After being stored in an H 2 atmosphere for 98 hours, it was immersed in a solder bath at a temperature of 240 ° C. for 30 seconds. The cured product was visually observed and the presence or absence of cracks was measured.

As shown in Table 2, the number of cracks was 0 in Example 1, 1 in Example 2, and all 5 in Comparative Examples 1 and 2.

[0030]

[Table 2]

[0031]

When the epoxy resin composition for encapsulation according to claim 1 of the present invention is used, since a thick coupling layer is formed, infiltration of water is small, and thus a sealing having excellent moisture resistance is obtained. A stop layer can be obtained.

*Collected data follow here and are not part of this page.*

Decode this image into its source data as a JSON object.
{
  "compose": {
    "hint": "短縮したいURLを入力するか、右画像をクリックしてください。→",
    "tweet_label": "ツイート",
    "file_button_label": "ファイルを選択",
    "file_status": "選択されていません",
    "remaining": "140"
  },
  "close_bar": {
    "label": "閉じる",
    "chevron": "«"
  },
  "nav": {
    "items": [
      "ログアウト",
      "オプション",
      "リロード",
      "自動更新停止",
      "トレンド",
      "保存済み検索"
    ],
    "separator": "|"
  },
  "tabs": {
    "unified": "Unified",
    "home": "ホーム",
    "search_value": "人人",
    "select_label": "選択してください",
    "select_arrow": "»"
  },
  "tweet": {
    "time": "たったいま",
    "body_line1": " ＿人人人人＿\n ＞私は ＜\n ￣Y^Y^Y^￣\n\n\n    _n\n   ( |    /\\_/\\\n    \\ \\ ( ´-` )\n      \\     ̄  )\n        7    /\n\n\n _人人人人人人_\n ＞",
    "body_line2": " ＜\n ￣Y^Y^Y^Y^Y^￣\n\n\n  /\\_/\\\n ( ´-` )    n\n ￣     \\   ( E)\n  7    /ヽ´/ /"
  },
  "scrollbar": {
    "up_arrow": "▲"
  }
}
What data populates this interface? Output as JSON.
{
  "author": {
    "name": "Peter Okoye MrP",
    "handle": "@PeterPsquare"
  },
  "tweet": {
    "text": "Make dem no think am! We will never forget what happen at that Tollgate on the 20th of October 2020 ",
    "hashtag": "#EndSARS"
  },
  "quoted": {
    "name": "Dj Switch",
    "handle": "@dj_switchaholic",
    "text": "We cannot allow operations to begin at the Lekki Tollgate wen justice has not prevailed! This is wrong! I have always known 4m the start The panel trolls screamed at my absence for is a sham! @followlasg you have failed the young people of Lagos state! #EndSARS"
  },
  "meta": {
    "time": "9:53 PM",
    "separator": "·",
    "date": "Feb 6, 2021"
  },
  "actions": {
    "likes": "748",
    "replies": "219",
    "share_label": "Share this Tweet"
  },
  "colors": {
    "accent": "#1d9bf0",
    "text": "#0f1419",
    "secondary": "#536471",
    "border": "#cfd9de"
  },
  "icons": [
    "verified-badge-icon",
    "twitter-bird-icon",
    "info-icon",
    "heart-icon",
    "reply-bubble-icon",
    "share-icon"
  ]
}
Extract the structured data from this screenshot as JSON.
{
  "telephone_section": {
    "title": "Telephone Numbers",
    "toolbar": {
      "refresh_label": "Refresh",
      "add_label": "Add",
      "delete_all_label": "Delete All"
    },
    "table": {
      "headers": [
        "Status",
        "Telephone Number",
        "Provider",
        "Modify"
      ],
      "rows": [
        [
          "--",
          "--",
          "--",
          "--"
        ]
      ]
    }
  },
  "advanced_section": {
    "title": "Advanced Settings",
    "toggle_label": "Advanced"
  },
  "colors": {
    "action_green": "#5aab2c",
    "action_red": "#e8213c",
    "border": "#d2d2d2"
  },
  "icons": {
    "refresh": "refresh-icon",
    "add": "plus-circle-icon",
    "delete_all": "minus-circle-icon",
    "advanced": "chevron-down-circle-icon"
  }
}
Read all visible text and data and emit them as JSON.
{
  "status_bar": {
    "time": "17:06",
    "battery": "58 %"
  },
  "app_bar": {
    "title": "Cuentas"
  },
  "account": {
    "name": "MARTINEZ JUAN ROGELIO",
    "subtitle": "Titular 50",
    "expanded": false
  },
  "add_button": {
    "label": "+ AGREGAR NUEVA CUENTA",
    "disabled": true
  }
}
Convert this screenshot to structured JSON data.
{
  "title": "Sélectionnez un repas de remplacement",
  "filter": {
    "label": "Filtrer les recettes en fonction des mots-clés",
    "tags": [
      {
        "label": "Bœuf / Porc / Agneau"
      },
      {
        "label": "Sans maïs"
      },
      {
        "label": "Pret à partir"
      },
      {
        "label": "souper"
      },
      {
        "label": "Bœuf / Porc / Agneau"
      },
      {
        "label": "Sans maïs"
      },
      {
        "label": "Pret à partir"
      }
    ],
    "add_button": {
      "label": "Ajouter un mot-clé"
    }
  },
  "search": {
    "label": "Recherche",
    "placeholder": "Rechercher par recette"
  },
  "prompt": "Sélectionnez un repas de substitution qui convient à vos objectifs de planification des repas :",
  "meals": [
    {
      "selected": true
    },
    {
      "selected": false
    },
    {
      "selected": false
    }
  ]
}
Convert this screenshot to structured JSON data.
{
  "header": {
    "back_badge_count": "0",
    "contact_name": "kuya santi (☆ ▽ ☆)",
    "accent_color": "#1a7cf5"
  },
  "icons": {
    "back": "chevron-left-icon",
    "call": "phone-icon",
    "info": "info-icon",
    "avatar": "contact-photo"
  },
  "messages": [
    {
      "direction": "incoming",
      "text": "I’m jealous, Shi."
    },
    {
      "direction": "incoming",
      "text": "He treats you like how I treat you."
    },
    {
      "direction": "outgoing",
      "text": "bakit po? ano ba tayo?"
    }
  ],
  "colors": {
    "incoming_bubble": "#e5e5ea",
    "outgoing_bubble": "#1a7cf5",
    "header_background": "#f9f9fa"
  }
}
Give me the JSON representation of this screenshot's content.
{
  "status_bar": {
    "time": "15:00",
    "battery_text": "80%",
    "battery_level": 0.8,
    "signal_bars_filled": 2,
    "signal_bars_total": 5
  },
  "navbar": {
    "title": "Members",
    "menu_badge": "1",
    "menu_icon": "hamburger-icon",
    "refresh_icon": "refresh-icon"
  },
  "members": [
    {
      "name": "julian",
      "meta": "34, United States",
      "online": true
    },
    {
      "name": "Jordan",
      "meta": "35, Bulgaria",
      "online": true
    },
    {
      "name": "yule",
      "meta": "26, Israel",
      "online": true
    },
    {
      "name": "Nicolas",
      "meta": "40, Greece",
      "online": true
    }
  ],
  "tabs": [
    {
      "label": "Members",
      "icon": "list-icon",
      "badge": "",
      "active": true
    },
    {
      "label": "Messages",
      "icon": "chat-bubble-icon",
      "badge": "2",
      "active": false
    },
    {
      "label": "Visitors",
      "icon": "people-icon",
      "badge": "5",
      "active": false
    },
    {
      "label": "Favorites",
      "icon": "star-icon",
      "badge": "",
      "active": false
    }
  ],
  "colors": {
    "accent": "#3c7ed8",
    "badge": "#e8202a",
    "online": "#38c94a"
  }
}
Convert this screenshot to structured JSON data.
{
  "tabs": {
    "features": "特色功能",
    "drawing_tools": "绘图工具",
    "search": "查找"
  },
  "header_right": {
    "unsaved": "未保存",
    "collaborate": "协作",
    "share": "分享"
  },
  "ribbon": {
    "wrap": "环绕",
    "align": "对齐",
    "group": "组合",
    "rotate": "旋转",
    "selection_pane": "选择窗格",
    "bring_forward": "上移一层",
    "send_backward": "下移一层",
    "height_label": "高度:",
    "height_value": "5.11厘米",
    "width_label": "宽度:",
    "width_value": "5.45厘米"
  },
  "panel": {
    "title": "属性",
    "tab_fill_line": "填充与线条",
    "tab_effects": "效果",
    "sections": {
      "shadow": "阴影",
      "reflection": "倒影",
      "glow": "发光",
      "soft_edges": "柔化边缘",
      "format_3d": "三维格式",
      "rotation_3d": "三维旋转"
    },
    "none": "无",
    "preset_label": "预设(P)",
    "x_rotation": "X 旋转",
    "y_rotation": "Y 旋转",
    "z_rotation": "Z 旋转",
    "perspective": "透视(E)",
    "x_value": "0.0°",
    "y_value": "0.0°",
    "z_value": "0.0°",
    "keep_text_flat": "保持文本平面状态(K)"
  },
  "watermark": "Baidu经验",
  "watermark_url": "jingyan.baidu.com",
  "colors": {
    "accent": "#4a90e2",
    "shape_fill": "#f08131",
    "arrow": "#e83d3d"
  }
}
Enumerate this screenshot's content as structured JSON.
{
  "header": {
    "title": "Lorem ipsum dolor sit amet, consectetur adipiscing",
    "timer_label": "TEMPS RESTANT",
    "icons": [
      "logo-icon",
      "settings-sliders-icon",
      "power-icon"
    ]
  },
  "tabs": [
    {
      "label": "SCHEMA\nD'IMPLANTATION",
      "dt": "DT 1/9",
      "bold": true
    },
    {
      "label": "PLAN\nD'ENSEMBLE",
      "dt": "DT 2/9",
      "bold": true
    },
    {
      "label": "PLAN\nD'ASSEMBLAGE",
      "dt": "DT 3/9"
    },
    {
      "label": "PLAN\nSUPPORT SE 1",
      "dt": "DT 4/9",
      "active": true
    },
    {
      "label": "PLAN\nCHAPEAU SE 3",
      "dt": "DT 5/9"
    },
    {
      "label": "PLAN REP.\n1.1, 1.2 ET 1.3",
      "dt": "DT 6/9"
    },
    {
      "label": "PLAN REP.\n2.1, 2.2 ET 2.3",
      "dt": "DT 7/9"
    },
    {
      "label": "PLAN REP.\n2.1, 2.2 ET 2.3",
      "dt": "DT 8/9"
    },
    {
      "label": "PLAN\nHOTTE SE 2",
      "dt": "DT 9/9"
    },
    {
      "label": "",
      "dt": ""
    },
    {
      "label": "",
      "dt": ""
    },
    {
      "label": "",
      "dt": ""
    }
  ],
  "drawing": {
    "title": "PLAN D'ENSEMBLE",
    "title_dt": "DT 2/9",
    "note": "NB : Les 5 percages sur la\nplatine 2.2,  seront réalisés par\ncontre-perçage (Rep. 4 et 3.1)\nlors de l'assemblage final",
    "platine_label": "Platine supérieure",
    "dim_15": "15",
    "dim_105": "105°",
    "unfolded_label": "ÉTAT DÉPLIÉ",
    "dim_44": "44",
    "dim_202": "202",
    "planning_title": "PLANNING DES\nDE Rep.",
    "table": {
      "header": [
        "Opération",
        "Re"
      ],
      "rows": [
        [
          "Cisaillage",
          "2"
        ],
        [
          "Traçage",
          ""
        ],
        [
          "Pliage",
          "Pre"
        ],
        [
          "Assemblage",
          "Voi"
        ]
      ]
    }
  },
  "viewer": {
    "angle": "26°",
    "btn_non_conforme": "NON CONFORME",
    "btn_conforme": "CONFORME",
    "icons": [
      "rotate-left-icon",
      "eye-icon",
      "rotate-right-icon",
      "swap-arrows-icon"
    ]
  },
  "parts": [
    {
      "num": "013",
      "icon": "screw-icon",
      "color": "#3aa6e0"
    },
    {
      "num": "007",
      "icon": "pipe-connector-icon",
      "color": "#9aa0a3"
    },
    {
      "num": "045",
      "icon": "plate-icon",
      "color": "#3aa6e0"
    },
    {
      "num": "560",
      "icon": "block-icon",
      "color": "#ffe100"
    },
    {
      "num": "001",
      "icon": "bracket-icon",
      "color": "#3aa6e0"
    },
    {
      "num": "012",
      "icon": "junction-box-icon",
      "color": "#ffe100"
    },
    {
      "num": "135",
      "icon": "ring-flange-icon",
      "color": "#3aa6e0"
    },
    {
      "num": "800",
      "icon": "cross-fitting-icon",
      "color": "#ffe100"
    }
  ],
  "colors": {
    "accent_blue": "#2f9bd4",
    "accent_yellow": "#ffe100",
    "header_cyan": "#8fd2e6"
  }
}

Since the semiconductor device according to the second aspect of the present invention is encapsulated with the encapsulating epoxy resin composition, it has good moisture resistance.

Claims (2)

[Claims] 1. A sealing epoxy resin composition comprising an epoxy resin, a curing agent, and surface-treated silica powder as constituent materials, wherein the silica powder is represented by the following general formula [1]: An epoxy resin composition for encapsulation, which is obtained by surface-treating a plurality of silane coupling agents having different organic functional groups with each other by heating and reacting the products. Embedded image Wherein indicates n = 1, 2, 3, R is -CH _3, -CH
₂ CH ₃ and X represents an organic functional group whose terminal group has any one of a vinyl group, a methacrylic group, an epoxy group, an amino group and a mercapto group. ] 2. A semiconductor device which is encapsulated with the epoxy resin composition for encapsulation according to claim 1.